Whichever route you take, run the pilot on your hardest ticket types, not your FAQs. Both vendors’ headline rates are vendor-stated ceilings, and the gap between a marketing figure and your real resolution rate only shows up on multi-step cases.
Where does Engaige fit?
Engaige enters this comparison in one narrow case: you run an online store and both finalists feel like horizontal enterprise platforms sized for someone else. Engaige is an AI customer support tool for e-commerce that resolves tickets end to end on top of your existing helpdesk, configured in plain language rather than developer workflows, with flat monthly pricing to a ticket volume.

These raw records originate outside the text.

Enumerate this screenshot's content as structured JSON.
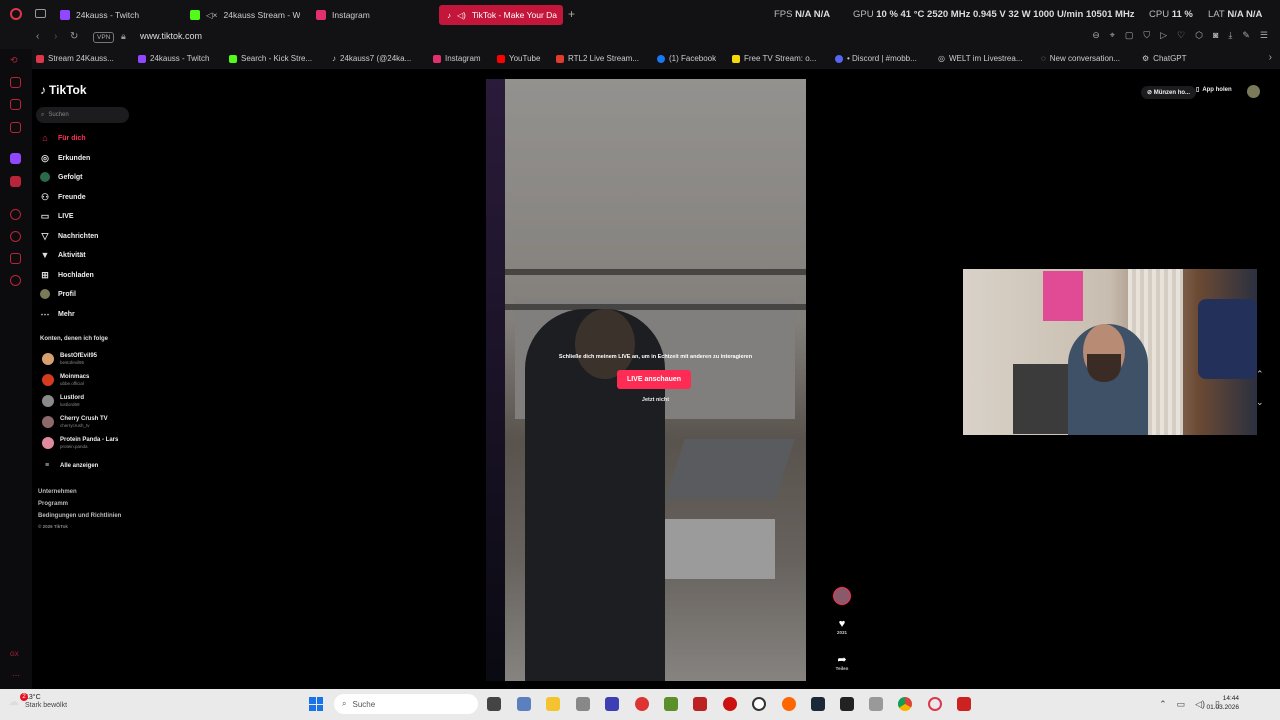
{
  "browser": {
    "tabs": [
      {
        "label": "24kauss - Twitch",
        "color": "#9146ff"
      },
      {
        "label": "24kauss Stream - Wa",
        "color": "#53fc18"
      },
      {
        "label": "Instagram",
        "color": "#e1306c"
      },
      {
        "label": "TikTok - Make Your Da",
        "color": "#ffffff"
      }
    ],
    "hw": {
      "fps_label": "FPS",
      "fps_value": "N/A N/A",
      "gpu_label": "GPU",
      "gpu_value": "10 % 41 °C 2520 MHz 0.945 V 32 W 1000 U/min 10501 MHz",
      "cpu_label": "CPU",
      "cpu_value": "11 %",
      "lat_label": "LAT",
      "lat_value": "N/A N/A"
    },
    "vpn_label": "VPN",
    "url": "www.tiktok.com",
    "bookmarks": [
      {
        "label": "Stream 24Kauss...",
        "color": "#e0364b"
      },
      {
        "label": "24kauss - Twitch",
        "color": "#9146ff"
      },
      {
        "label": "Search - Kick Stre...",
        "color": "#53fc18"
      },
      {
        "label": "24kauss7 (@24ka...",
        "color": "#ffffff"
      },
      {
        "label": "Instagram",
        "color": "#e1306c"
      },
      {
        "label": "YouTube",
        "color": "#ff0000"
      },
      {
        "label": "RTL2 Live Stream...",
        "color": "#e33b2e"
      },
      {
        "label": "(1) Facebook",
        "color": "#1877f2"
      },
      {
        "label": "Free TV Stream: o...",
        "color": "#f5d90a"
      },
      {
        "label": "• Discord | #mobb...",
        "color": "#5865f2"
      },
      {
        "label": "WELT im Livestrea...",
        "color": "#ffffff"
      },
      {
        "label": "New conversation...",
        "color": "#dddddd"
      },
      {
        "label": "ChatGPT",
        "color": "#cccccc"
      }
    ]
  },
  "tiktok": {
    "logo": "TikTok",
    "search_placeholder": "Suchen",
    "nav": [
      {
        "label": "Für dich",
        "icon": "home-icon"
      },
      {
        "label": "Erkunden",
        "icon": "compass-icon"
      },
      {
        "label": "Gefolgt",
        "icon": "following-icon"
      },
      {
        "label": "Freunde",
        "icon": "friends-icon"
      },
      {
        "label": "LIVE",
        "icon": "live-icon"
      },
      {
        "label": "Nachrichten",
        "icon": "messages-icon"
      },
      {
        "label": "Aktivität",
        "icon": "activity-icon"
      },
      {
        "label": "Hochladen",
        "icon": "upload-icon"
      },
      {
        "label": "Profil",
        "icon": "profile-icon"
      },
      {
        "label": "Mehr",
        "icon": "more-icon"
      }
    ],
    "following_title": "Konten, denen ich folge",
    "following": [
      {
        "name": "BestOfEvil95",
        "handle": "bestofevil95",
        "color": "#d8a070"
      },
      {
        "name": "Moinmacs",
        "handle": "ubbe.official",
        "color": "#d63b1f"
      },
      {
        "name": "Lustlord",
        "handle": "lustlord69",
        "color": "#8a8a8a"
      },
      {
        "name": "Cherry Crush TV",
        "handle": "cherrycrush_tv",
        "color": "#8a6a6a"
      },
      {
        "name": "Protein Panda - Lars",
        "handle": "protein.panda",
        "color": "#e08aa0"
      }
    ],
    "show_all": "Alle anzeigen",
    "footer": [
      "Unternehmen",
      "Programm",
      "Bedingungen und Richtlinien",
      "© 2026 TikTok"
    ],
    "coins": "Münzen ho...",
    "get_app": "App holen",
    "live_prompt": "Schließe dich meinem LIVE an, um in Echtzeit mit anderen zu interagieren",
    "live_button": "LIVE anschauen",
    "not_now": "Jetzt nicht",
    "likes": "2031",
    "share": "Teilen"
  },
  "taskbar": {
    "temp": "13°C",
    "weather": "Stark bewölkt",
    "search_placeholder": "Suche",
    "notif_count": "2",
    "time": "14:44",
    "date": "01.03.2026"
  }
}
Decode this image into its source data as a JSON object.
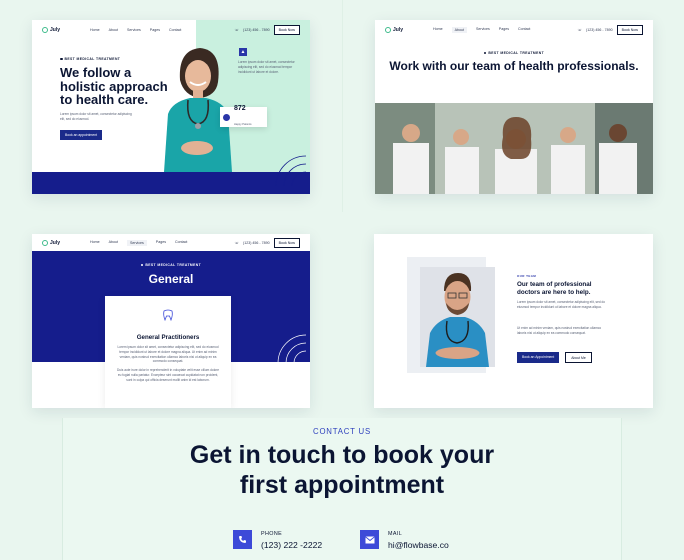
{
  "card_home": {
    "logo": "July",
    "nav": [
      "Home",
      "About",
      "Services",
      "Pages",
      "Contact"
    ],
    "phone": "(123) 456 - 7890",
    "cta": "Book Now",
    "eyebrow": "BEST MEDICAL TREATMENT",
    "headline": "We follow a holistic approach to health care.",
    "description": "Lorem ipsum dolor sit amet, consectetur adipiscing elit, sed do eiusmod.",
    "button": "Book an appointment",
    "side_text": "Lorem ipsum dolor sit amet, consectetur adipiscing elit, sed do eiusmod tempor incididunt ut labore et dolore.",
    "stat_value": "872",
    "stat_label": "Happy Patients"
  },
  "card_team": {
    "logo": "July",
    "nav": [
      "Home",
      "About",
      "Services",
      "Pages",
      "Contact"
    ],
    "phone": "(123) 456 - 7890",
    "cta": "Book Now",
    "eyebrow": "BEST MEDICAL TREATMENT",
    "headline": "Work with our team of health professionals."
  },
  "card_general": {
    "logo": "July",
    "nav": [
      "Home",
      "About",
      "Services",
      "Pages",
      "Contact"
    ],
    "active_nav": "Services",
    "phone": "(123) 456 - 7890",
    "cta": "Book Now",
    "eyebrow": "BEST MEDICAL TREATMENT",
    "headline": "General",
    "box_title": "General Practitioners",
    "box_text_1": "Lorem ipsum dolor sit amet, consectetur adipiscing elit, sed do eiusmod tempor incididunt ut labore et dolore magna aliqua. Ut enim ad minim veniam, quis nostrud exercitation ullamco laboris nisi ut aliquip ex ea commodo consequat.",
    "box_text_2": "Duis aute irure dolor in reprehenderit in voluptate velit esse cillum dolore eu fugiat nulla pariatur. Excepteur sint occaecat cupidatat non proident, sunt in culpa qui officia deserunt mollit anim id est laborum."
  },
  "card_doctors": {
    "eyebrow": "OUR TEAM",
    "headline": "Our team of professional doctors are here to help.",
    "paragraph_1": "Lorem ipsum dolor sit amet, consectetur adipiscing elit, sed do eiusmod tempor incididunt ut labore et dolore magna aliqua.",
    "paragraph_2": "Ut enim ad minim veniam, quis nostrud exercitation ullamco laboris nisi ut aliquip ex ea commodo consequat.",
    "button_primary": "Book an Appointment",
    "button_secondary": "About Me"
  },
  "contact": {
    "eyebrow": "CONTACT US",
    "headline_line1": "Get in touch to book your",
    "headline_line2": "first appointment",
    "phone_label": "PHONE",
    "phone_value": "(123) 222 -2222",
    "mail_label": "MAIL",
    "mail_value": "hi@flowbase.co"
  },
  "colors": {
    "page_bg": "#e9f6ef",
    "navy": "#151d8c",
    "mint": "#c9f0df",
    "accent_blue": "#3d4ad8"
  }
}
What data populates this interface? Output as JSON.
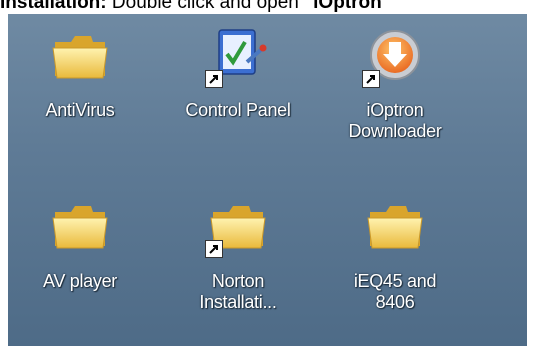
{
  "header_text": {
    "bold_part": "Installation:",
    "normal_part": " Double click and open ",
    "trailing_bold": "\"iOptron"
  },
  "desktop": {
    "icons": [
      {
        "label": "AntiVirus",
        "label2": "",
        "icon": "folder-icon",
        "shortcut": false
      },
      {
        "label": "Control Panel",
        "label2": "",
        "icon": "control-panel-icon",
        "shortcut": true
      },
      {
        "label": "iOptron",
        "label2": "Downloader",
        "icon": "downloader-icon",
        "shortcut": true
      },
      {
        "label": "AV player",
        "label2": "",
        "icon": "folder-icon",
        "shortcut": false
      },
      {
        "label": "Norton",
        "label2": "Installati...",
        "icon": "folder-icon",
        "shortcut": true
      },
      {
        "label": "iEQ45 and",
        "label2": "8406",
        "icon": "folder-icon",
        "shortcut": false
      }
    ]
  },
  "colors": {
    "desktop_bg": "#5f7b96",
    "folder_yellow": "#f4d35e",
    "label_text": "#ffffff"
  }
}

Hold our numbers to the same test we applied above. Otrium resolves 65% of 120,000 annual tickets end to end with no human touch, and HelloPrint automated 70% of support at steady state, cut first response times by 90% and reduced its team from 100 to 28. Both are named, openable case studies.

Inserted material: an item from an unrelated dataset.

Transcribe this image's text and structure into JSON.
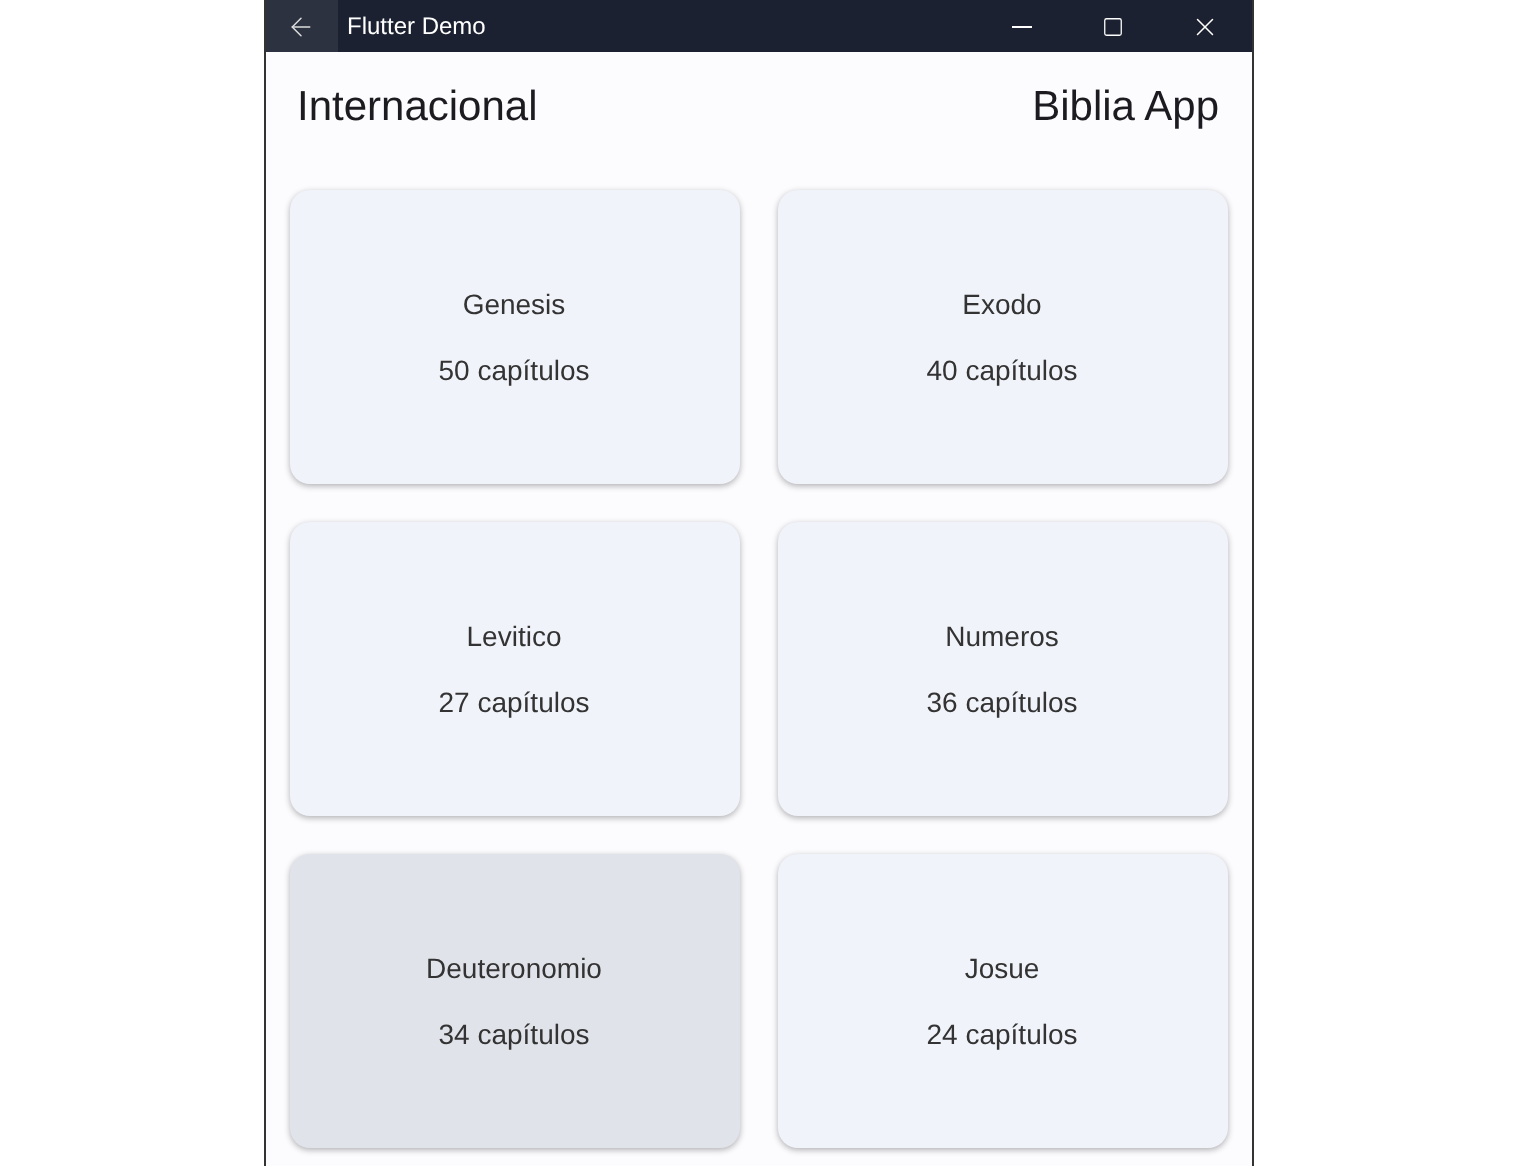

"Engaige offered control, flexibility, and the ability to really incorporate AI in a more human way."
That line is the whole reason this comparison matters: control and a human feel are usually a trade-off, and the Otrium team got both.

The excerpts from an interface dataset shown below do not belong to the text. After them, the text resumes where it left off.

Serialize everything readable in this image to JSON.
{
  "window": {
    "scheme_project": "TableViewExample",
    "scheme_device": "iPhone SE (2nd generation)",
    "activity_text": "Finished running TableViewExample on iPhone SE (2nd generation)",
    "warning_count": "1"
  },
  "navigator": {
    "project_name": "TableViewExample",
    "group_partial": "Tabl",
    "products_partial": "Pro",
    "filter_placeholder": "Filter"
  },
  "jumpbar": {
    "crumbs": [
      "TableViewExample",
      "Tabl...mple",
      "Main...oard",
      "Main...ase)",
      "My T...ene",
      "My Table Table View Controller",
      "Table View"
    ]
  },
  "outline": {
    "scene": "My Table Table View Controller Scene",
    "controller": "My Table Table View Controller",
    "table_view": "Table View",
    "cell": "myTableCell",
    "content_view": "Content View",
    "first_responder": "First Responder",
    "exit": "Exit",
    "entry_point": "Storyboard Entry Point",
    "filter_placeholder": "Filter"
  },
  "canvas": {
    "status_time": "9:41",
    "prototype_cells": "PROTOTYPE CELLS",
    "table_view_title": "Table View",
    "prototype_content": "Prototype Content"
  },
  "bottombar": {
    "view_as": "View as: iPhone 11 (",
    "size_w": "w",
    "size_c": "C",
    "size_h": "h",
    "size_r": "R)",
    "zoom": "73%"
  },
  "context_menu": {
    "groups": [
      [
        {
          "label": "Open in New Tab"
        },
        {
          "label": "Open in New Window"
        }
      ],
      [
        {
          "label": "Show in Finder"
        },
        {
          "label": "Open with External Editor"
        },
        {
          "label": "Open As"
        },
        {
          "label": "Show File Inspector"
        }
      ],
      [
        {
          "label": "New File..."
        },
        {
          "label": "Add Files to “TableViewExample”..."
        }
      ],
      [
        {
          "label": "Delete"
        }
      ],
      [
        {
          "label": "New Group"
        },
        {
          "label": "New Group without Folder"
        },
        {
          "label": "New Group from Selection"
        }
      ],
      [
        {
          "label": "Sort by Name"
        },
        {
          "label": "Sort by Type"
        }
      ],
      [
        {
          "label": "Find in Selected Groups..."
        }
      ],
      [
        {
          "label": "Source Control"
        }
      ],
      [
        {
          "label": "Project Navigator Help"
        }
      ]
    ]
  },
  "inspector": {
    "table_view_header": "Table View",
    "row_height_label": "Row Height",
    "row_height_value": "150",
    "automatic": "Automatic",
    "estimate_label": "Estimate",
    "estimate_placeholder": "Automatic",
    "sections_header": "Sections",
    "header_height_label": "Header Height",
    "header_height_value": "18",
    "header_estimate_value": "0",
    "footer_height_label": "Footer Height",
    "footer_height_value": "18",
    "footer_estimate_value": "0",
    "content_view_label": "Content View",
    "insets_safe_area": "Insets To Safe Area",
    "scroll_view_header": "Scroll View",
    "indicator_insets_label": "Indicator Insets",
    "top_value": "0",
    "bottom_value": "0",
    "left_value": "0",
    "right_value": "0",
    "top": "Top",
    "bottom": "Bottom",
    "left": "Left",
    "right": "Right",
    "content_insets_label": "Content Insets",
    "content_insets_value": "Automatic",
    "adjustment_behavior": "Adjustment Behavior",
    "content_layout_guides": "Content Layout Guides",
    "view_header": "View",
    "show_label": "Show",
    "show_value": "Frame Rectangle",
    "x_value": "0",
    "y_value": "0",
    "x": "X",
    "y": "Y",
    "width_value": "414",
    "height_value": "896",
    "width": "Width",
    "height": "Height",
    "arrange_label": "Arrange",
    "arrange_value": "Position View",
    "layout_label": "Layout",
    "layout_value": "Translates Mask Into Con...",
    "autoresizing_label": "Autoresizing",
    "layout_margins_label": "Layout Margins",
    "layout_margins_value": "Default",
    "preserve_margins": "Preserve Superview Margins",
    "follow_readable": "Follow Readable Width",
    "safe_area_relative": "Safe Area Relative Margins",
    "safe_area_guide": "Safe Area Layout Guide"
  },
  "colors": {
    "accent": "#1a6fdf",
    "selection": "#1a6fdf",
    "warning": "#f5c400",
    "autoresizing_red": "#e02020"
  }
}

"Engaige proved to be invaluable. Their hands-on support during the implementation phase resulted in significant improvements to our automated resolution rate and CSAT."
Our “up to 80%” is a ceiling at the deepest integrations, exactly the kind of claim you should challenge us on too. Engaige is built for e-commerce, so if you are a bank or a horizontal SaaS business, Ada’s lane fits better.
Frequently asked questions
Did Zendesk really acquire Forethought?
Yes. Zendesk announced the acquisition of Forethought in early 2026, with the press release positioning Forethought’s self-improving AI agents as advancing Zendesk’s Resolution Platform. The release contains no Forethought-specific resolution rate; its only figure is Zendesk’s own claim that its AI agents routinely resolve over 80% of interactions (vendor-stated).
What resolution rate does Ada claim?
Ada cites a 70-84% resolution range for optimised deployments (vendor-stated), while its own ROI calculator uses a 40% baseline. The distance between those figures reflects implementation depth: data quality, integrations and tuning decide where a deployment lands within the spread.
What resolution rate does Forethought claim?
Forethought’s homepage claims up to 98% (vendor-stated). Zendesk’s acquisition press release publishes no Forethought-specific rate; the only figure in it is Zendesk’s own claim that its AI agents routinely resolve over 80% of interactions. Neither number is attached to a named customer, so treat both as ceilings to test in a pilot.
Should I still shortlist Forethought in 2026?
If you are on Zendesk, or comfortable with Zendesk as your vendor, yes: evaluate Forethought as part of Zendesk’s Resolution Platform and confirm the current commercial terms, since Zendesk’s own billing stacks per-seat plans, an AI add-on and per-resolution charges. If you wanted an independent vendor, compare Ada and the wider alternatives field instead.
Which is better for an e-commerce store?
Both Ada and Forethought are horizontal enterprise platforms rather than e-commerce specialists. For stores dominated by WISMO, returns and refunds, an AI ecommerce support tool typically resolves more: Engaige’s named outcomes are Otrium at 65% of 120,000 annual tickets and HelloPrint at 70% automated at steady state.